Shusterman shared it with his first-year teacher; she told him, “I love the story that you wrote. I’m going to send it to the principal.’ Then, I got a yellow slip from the principal’s office to see him immediately. Now, the yellow slips were the bad ones. So, I think ‘great, it’s only my first week of school and I’m going to get myself suspended because the principal wants to make an example out of me because it’s inappropriate to write this kind of gross, gory story in school.”
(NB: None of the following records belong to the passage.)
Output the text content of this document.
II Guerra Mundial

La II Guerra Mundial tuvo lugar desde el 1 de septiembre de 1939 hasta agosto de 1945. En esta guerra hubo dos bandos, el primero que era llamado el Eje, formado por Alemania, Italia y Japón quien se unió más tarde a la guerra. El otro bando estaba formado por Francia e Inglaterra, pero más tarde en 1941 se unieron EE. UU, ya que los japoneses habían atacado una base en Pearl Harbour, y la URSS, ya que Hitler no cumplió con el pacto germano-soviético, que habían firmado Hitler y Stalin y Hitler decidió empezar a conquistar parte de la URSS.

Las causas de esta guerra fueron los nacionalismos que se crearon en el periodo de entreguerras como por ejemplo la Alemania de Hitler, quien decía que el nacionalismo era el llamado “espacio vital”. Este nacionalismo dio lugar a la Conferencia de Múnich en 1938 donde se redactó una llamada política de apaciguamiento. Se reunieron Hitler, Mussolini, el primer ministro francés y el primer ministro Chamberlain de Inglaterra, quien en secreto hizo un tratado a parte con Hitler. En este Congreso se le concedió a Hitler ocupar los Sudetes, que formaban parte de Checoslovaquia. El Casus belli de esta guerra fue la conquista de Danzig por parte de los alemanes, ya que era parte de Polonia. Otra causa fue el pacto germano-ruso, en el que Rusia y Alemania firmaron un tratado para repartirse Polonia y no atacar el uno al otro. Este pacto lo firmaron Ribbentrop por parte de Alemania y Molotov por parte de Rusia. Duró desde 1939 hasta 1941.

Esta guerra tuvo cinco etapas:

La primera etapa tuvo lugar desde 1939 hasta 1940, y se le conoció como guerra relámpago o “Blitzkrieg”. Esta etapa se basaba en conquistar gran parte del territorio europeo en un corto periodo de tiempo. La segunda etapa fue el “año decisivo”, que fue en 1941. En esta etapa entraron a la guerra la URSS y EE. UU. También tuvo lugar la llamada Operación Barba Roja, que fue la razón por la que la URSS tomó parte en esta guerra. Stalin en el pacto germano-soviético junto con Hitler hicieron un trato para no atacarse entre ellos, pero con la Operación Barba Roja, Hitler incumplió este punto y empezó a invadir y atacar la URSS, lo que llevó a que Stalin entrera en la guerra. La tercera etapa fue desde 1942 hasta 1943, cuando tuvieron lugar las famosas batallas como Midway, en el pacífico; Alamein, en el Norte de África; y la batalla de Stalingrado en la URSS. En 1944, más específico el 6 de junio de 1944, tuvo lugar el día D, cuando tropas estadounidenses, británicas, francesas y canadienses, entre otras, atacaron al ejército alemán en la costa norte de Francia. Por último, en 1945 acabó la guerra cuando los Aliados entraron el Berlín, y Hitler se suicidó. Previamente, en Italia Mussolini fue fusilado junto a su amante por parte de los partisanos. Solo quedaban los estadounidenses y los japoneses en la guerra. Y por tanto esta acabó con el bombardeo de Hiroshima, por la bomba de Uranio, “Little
Instead of being reprimanded, the principal told him, his story will represent the school in a district story contest.
A few months later, when his English teacher announced the winners, he said, “I didn’t get first place; I didn’t get second place or third place. I didn’t get any one of the 30 honorable mentions. I got nothing and I was crushed. I felt humiliated. I said, ‘I am never going to do this again.’ Then, she came up to me and said, ‘Do you want to be a writer? Great. This is your first lesson as a writer; it’s called rejection. Deal with it.’”
Shusterman then took up the challenge she presented him to write one story per month for the rest of the school year.
“By the end of ninth grade, I felt like a writer, and I haven’t stopped writing ever since,” he said, adding that he dedicated a novel to her and presented her a collection of his autographed books.
“As we go through school, you’re all going to find that you have teachers that have a powerful influence over your lives. For me, my ninth-grade English teacher was one of those teachers. She challenged me to believe in myself. And from that moment on, I just kept on writing and getting rejected, and writing and getting rejected, and writing and getting rejected,” he said. “It takes determination to succeed, and it helps when you have someone who believes in you like my English teacher believed in me.”